O concelho transmontano de Vinhais tem mais de meio milhão de euros para investir em novos negócios e apoio ao setor agroalimentar, através de um projeto que tem como impulso o emblemático fumeiro e o porco bísaro.

O projeto Apoio ao Empreendedorismo do Setor Agroalimentar em Terras de Trás-os-Montes foi apresentado hoje publicamente com a garantia de 534 mil euros de financiamento a fundo perdido aprovados pela Comissão de Coordenação e Desenvolvimento Regional do Norte (CCDR-N).

Uma das metas definidas é apoiar e conseguir, nos dois anos de duração do projeto, "20 novos empreendedores", mas também apoiar os atuais empresários na melhoria da apresentação e venda dos produtos e a criação de novos produtos a partir dos tradicionais, como explicou Carla Alves, coordenadora do projeto.

A promotora é a Associação Nacional de Criadores de Suínos da Raça Bísara, a responsável pelo processo iniciado há mais de 20 anos de proteção da raça que garante a carne que distingue o fumeiro regional de Vinhais, com todos os produtos certificados.

O fumeiro afirmou-se como dos mais conhecidos produtos de Vinhais e tem projetado outros na área do setor agroalimentar, onde contudo, os responsáveis notam algumas lacunas e deficiências que pretendem colmatar com o novo projeto.
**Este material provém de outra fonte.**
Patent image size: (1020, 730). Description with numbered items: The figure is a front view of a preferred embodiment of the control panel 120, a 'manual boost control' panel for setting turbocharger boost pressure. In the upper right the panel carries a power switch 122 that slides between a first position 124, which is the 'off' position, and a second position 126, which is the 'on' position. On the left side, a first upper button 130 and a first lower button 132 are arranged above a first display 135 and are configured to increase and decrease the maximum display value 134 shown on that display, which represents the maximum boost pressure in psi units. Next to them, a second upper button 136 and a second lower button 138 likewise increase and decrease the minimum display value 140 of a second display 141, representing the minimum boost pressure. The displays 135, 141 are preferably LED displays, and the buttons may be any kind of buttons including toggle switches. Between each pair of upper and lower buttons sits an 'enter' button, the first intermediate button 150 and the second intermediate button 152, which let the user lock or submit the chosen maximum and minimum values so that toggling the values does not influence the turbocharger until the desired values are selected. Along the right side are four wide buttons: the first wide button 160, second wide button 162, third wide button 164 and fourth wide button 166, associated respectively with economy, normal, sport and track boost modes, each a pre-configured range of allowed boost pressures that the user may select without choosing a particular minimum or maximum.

"Temos muitos empresários na região que são pequeninos empresários. Alguns têm, por exemplo, a dificuldade de ter uma rotulagem (obrigatória) do seu produto (com) o valor nutricional do alimento, ou do ter glúten ou não", exemplificou.
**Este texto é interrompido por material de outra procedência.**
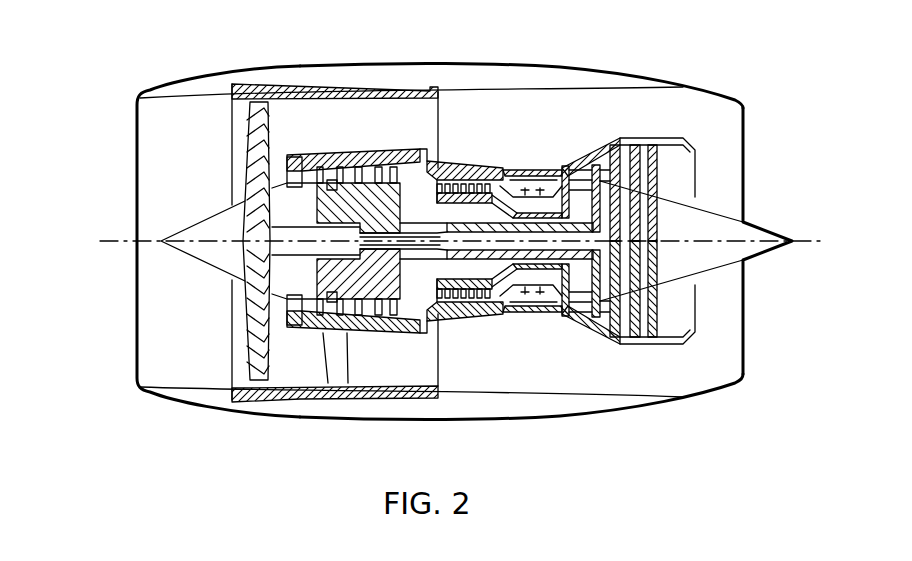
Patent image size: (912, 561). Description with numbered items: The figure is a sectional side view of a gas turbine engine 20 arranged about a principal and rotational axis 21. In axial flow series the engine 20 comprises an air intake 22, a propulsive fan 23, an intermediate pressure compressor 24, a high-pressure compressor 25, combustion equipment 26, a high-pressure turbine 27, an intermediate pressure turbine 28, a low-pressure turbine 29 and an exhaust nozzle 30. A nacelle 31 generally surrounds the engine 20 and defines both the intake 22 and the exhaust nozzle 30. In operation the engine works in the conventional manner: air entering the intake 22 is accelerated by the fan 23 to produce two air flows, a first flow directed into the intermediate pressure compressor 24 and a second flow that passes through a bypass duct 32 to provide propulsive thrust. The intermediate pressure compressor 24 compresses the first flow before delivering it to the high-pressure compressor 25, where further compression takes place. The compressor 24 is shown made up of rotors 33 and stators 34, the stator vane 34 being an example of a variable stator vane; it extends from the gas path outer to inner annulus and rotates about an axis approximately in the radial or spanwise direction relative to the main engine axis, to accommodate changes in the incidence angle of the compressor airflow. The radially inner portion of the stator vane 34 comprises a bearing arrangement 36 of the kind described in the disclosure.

The gas turbine engine 20 is at (112, 130).
The principal and rotational axis 21 is at (157, 242).
The air intake 22 is at (195, 96).
The propulsive fan 23 is at (250, 347).
The intermediate pressure compressor 24 is at (370, 310).
The high-pressure compressor 25 is at (473, 170).
The combustion equipment 26 is at (515, 313).
The high-pressure turbine 27 is at (563, 313).
The intermediate pressure turbine 28 is at (591, 160).
The low-pressure turbine 29 is at (612, 318).
The exhaust nozzle 30 is at (743, 362).
The nacelle 31 is at (588, 66).
The bypass duct 32 is at (423, 136).
The rotors 33 is at (352, 173).
The stator vane 34 is at (333, 170).
The bearing arrangement 36 is at (327, 187).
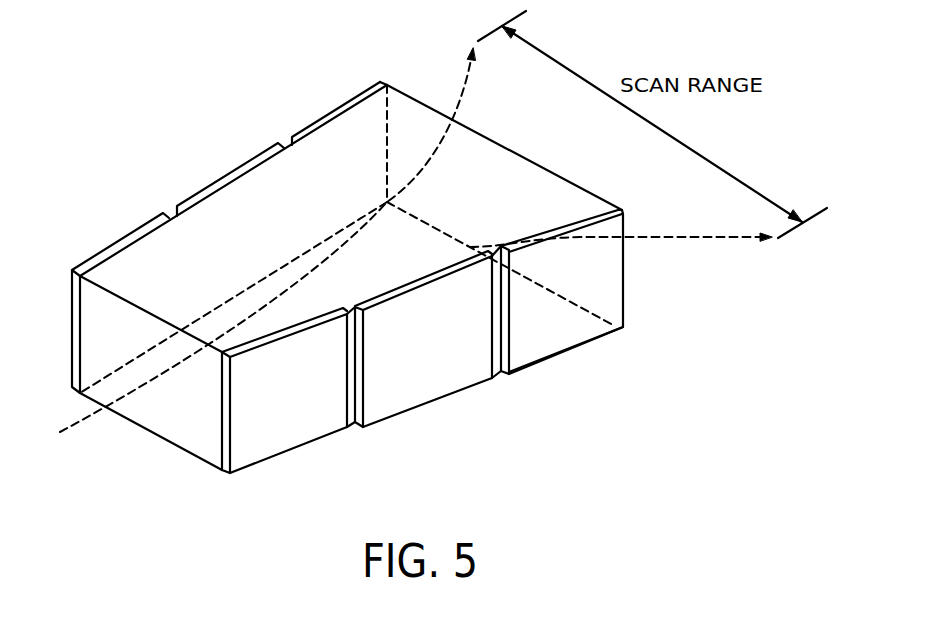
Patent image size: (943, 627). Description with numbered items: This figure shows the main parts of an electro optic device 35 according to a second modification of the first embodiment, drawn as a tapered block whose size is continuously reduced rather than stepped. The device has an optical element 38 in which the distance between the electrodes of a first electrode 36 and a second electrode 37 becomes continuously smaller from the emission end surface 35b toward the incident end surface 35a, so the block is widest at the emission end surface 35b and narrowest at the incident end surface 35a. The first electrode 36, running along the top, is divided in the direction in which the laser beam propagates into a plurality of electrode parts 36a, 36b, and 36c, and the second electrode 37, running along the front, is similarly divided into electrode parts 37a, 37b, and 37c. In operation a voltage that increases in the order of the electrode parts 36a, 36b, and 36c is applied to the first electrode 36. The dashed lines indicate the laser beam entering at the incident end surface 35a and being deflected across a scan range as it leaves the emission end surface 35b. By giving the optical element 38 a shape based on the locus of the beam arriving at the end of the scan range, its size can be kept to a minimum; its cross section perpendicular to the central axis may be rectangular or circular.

The electro optic device 35 is at (187, 99).
The incident end surface 35a is at (180, 432).
The emission end surface 35b is at (625, 280).
The first electrode 36 is at (226, 147).
The electrode part 36a is at (125, 245).
The electrode part 36b is at (233, 175).
The electrode part 36c is at (370, 83).
The second electrode 37 is at (422, 363).
The electrode part 37a is at (288, 442).
The electrode part 37b is at (423, 397).
The electrode part 37c is at (593, 333).
The optical element 38 is at (570, 195).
Da mesma forma, o projeto pretende também dar apoio no acondicionamento e embalamento, contando com o apoio da investigação científica através dos parceiros Universidade de Trás-os-Montes e Alto Douro (UTAD) e Instituto Politécnico de Bragança.

As duas instituições vão ajudar a fazer um catálogo nutricional dos produtos, estudos dos cortes das carnes e a pensar novos produtos que podem passar por fazer chegar ao mercado "sopas de alheira, chouriça fresca para assar, salsicha de porco bísaro ou até um hambúrguer".

Entre outras ações previstas estão as bolsas de ideia a atribuir a jovens com prémios de 700 euros mensais, durante seis meses, para darem início ao seu projeto, e a criação de um gabinete de apoio ao empreendedorismo, além da promoção e venda de produtos em plataformas digitais.

Uma mais-valia para divulgar o que produz a nível nacional é como encara este projeto o jovem Ricardo Diegues que apostou na produção de cuscos, que a mãe anda sabe fazer da forma genuína à base de farinha de trigo e que outrora eram, nesta zona, os substitutos do arroz e da massa.

Com o apoio científico do projeto, Ricardo espera poder conhecer melhor as "características não conhecidas, como o valor energético, se dá para fazer sem glúten ou com outras farinhas, por exemplo a de castanha".

Para um dos maiores produtores de fumeiro da região, Alberto Fernandes, este projeto "é válido", porém entende que a prioridade no setor é apostar na matéria-prima", ou seja no aumento da produção de porco da raça bísara.

"Não há matéria-prima para a própria região, é aí que se tem de apostar", afirmou, enfatizando que "o que a região precisa efetivamente é da criação de animais".

O problema é também reconhecido por Carla Alves, que defende que se resolve com outro projeto que está à espera desde fevereiro do aval da Direção Regional de Agricultura.

Trata-se da formalização de um agrupamento de produtores e criação de uma empresa (a AgroBísaro) considerado "absolutamente essencial para agrupar os pequenos produtos, juntando a oferta e colocando depois no mercado", como acontece já com outras raças, como a bovina Mirandesa.

O projeto prevê majorações para os pequenos produtores e a facilitação do escoamento da carne, que atualmente é uma dificuldade e leva alguns a desistirem da produção, como indicou.

Com os incentivos e nova organização, Carla Alves acredita que começarão a aumentar a produção e, consequentemente, o efetivo que ronda atualmente as seis mil porcas reprodutoras.

A coordenadora do projeto acredita que em breve estarão reunidas as condições para o agrupamento ser "uma realidade em 2018".